Social Security Hearing Denial – The Reasons I Was Denied

I feel alone

As promised, here are the reasons listed that I was denied.

First off, it seems that I did not have a social security approved diagnosis. Here is what they have listed for spine (copied and pasted directly from the social security website):

1.04 Disorders of the spine (e.g., herniated nucleus pulposus, spinal arachnoiditis, spinal stenosis, osteoarthritis, degenerative disc disease, facet arthritis, vertebral fracture), resulting in compromise of a nerve root (including the cauda equina) or the spinal cord. With:

A. Evidence of nerve root compression characterized by neuro-anatomic distribution of pain, limitation of motion of the spine, motor loss (atrophy with associated muscle weakness or muscle weakness) accompanied by sensory or reflex loss and, if there is involvement of the lower back, positive straight-leg raising test (sitting and supine);

OR

B. Spinal arachnoiditis, confirmed by an operative note or pathology report of tissue biopsy, or by appropriate medically acceptable imaging, manifested by severe burning or painful dysesthesia, resulting in the need for changes in position or posture more than once every 2 hours;

or

C. Lumbar spinal stenosis resulting in pseudoclaudication, established by findings on appropriate medically acceptable imaging, manifested by chronic nonradicular pain and weakness, and resulting in inability to ambulate effectively, as defined in 1.00B2b.
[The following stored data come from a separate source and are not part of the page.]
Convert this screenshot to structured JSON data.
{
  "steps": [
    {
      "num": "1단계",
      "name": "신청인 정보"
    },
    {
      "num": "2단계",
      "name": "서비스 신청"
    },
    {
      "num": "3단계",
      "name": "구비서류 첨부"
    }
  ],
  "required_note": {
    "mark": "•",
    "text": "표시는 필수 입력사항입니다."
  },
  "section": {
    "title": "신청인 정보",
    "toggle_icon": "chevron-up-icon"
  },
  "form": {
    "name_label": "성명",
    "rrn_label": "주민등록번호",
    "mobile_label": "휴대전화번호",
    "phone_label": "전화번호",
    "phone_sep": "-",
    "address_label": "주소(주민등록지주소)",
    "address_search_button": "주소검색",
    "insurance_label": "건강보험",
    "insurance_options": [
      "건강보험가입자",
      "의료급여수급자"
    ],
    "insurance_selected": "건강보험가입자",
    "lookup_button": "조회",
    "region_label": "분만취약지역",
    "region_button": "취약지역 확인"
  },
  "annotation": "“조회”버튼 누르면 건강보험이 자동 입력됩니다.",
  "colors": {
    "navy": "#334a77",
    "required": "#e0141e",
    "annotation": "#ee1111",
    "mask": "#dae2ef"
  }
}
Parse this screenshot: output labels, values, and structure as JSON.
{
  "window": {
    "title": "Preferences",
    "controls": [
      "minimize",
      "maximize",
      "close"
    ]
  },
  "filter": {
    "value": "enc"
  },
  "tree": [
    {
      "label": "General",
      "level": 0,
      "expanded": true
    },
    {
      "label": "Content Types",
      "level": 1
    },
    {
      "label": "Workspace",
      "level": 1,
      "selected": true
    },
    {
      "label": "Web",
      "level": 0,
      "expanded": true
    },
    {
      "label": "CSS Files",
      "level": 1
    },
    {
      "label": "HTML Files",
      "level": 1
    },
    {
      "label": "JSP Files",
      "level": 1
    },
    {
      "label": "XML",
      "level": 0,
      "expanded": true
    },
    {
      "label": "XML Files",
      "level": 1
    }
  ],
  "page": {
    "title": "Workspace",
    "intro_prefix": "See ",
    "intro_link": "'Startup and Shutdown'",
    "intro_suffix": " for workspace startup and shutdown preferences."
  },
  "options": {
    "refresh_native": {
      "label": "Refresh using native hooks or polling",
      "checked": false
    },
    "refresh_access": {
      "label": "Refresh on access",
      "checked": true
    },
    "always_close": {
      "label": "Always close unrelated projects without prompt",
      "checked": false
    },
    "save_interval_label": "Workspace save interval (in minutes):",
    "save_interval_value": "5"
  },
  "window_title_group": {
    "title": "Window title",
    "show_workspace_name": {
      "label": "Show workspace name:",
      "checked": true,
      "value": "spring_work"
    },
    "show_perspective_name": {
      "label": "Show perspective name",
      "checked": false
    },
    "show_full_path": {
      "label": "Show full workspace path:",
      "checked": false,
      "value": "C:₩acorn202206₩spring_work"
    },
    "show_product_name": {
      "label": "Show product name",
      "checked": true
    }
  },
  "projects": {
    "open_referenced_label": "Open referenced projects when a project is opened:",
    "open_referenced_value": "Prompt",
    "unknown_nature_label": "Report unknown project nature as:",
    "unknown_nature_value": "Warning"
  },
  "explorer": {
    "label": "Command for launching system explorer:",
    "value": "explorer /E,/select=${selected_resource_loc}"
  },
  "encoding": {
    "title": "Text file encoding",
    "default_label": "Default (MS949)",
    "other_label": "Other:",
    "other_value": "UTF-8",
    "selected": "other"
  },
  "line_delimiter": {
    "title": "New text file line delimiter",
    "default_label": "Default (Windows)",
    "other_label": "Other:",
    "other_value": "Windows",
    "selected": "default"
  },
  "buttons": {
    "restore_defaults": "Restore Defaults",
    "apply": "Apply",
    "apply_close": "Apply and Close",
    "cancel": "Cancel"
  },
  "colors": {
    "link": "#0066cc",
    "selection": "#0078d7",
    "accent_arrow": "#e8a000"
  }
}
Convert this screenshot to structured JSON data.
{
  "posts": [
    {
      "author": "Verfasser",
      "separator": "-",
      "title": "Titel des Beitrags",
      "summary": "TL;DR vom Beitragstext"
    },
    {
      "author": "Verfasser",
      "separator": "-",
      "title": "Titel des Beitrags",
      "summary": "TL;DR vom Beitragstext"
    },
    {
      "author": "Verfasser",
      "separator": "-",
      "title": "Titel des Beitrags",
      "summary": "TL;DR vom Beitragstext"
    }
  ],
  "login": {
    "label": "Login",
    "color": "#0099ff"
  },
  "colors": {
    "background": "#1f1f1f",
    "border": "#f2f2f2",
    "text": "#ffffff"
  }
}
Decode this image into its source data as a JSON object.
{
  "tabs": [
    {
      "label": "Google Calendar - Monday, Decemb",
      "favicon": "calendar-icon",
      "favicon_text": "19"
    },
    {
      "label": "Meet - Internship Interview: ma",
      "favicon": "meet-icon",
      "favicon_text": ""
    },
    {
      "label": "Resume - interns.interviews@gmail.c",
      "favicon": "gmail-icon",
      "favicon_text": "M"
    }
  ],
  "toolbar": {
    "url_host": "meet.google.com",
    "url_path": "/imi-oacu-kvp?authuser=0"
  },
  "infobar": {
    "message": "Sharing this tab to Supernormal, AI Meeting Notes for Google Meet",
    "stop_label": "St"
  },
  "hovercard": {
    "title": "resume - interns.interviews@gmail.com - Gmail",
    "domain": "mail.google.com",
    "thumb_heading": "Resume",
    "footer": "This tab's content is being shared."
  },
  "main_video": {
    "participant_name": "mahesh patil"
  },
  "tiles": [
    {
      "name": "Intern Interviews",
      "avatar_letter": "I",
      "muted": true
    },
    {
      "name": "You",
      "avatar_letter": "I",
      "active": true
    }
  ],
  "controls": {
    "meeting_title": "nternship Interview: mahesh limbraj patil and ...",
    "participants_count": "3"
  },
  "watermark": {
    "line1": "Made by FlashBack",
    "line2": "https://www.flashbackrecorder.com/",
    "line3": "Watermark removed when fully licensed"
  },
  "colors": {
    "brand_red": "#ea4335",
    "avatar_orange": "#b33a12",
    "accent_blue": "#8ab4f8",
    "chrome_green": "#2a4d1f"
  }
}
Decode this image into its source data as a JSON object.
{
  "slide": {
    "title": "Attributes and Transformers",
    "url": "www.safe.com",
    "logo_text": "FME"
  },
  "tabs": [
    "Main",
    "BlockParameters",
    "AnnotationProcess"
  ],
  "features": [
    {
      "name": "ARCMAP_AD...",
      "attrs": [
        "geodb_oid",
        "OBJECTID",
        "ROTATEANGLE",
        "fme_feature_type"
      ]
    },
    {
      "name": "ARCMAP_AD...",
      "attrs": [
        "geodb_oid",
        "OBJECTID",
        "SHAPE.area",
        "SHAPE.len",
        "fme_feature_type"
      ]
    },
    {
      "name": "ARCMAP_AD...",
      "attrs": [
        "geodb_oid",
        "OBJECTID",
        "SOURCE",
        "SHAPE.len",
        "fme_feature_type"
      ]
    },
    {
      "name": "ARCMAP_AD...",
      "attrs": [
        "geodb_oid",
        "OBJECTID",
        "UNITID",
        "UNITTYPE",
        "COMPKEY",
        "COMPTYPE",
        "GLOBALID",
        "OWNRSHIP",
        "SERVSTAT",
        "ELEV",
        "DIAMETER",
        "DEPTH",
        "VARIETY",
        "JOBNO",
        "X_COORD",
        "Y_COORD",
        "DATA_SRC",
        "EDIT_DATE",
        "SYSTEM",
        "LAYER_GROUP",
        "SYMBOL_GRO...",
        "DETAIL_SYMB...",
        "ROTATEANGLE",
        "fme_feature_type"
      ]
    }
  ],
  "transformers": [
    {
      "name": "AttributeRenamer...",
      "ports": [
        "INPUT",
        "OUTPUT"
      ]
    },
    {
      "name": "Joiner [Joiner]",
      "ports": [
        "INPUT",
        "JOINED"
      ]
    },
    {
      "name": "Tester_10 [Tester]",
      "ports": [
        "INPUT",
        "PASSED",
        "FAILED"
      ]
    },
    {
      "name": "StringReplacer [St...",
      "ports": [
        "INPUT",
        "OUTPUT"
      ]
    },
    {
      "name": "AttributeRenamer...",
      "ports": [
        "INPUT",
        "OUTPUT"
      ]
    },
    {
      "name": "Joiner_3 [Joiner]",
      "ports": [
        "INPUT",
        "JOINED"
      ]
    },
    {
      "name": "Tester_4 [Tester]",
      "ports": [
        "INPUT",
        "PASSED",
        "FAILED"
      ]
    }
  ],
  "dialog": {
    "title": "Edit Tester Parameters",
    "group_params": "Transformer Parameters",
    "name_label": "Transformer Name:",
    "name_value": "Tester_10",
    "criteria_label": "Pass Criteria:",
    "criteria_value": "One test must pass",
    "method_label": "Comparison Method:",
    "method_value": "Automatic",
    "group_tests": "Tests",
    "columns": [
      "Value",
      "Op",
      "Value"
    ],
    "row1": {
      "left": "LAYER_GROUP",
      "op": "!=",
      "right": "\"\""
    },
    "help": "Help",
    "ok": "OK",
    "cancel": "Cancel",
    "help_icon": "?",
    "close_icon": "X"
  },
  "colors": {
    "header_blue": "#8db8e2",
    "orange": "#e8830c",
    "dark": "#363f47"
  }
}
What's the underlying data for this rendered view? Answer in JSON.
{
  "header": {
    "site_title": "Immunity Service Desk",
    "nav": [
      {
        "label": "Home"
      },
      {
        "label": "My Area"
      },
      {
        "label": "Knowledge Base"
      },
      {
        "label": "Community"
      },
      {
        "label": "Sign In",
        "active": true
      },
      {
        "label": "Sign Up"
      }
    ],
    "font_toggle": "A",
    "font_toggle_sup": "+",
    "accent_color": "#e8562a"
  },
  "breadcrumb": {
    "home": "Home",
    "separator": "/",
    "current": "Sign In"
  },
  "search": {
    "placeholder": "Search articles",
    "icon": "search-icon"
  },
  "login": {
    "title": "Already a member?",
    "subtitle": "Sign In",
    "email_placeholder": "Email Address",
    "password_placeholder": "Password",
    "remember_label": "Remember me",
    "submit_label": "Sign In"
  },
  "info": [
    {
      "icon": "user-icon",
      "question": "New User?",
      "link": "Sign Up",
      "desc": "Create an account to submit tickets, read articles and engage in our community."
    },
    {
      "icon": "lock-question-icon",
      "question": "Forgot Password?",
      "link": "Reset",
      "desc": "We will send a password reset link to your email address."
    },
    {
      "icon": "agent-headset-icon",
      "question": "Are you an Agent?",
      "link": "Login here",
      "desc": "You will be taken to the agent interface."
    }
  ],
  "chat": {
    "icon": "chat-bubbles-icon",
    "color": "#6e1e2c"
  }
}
I do not have any of these. This does not mean that I am not suffering (for those of you who don’t have a spine issue, but who want to know what the social security administration views as a basis for diagnostic approval click the link). I can not believe that they disregarded all of the 900 pages of medical records that I submitted just because I did not have one of these three spinal issues.

Also, as of note, the first diagnosis, if you have that severe of entrapment of the spinal cord or the nerve root to cause cauda equina that is emergency surgery. That is the loss of bowel and bladder function. Also, for the record … YOU CAN HAVE SURGERY AND YOU WILL BE BETTER! Therefore, you wouldn’t need prolonged social security pay. It’s mystifying.

A second reason I was denied was my age. Apparently, you truly can’t be this sick and get social security at 35-38.

Third, they pulled from my record that I rode a bike. I know, I know. You’re thinking .. you rode a bike?!

Yeah … at physical therapy. For 5 minutes. Without the power on.

So the administration went through 900 pages of documents and pulled from my physical therapy sessions that I was “riding a bike” and was therefore not credible.

Want to know what’s not credible? Combing through someone’s medical record and taking something out of context. Being able to ride a bike for 5 minutes at your physical therapy’s office with no resistance at all does not constitute a person being well enough to work an 8 hour day. The administration pulled that piece of information without context. It was like they were searching for something. So disgraceful.

Fourth, they discredited my doctors. This is the one that I am always mystified by. How do people flat out discredit a doctor’s opinion? It makes no sense to me how a judge, who studies in law, can tell a doctor they are full of shit? What was stated was that in some instances he said I could walk ten minutes and others less than that. Well, guess what. Some days are better than others. I think the point that they missed was that it’s never over an hour combined. I just don’t understand how they didn’t look at the overall picture that was presented. Instead, they went searching for something to discredit me for.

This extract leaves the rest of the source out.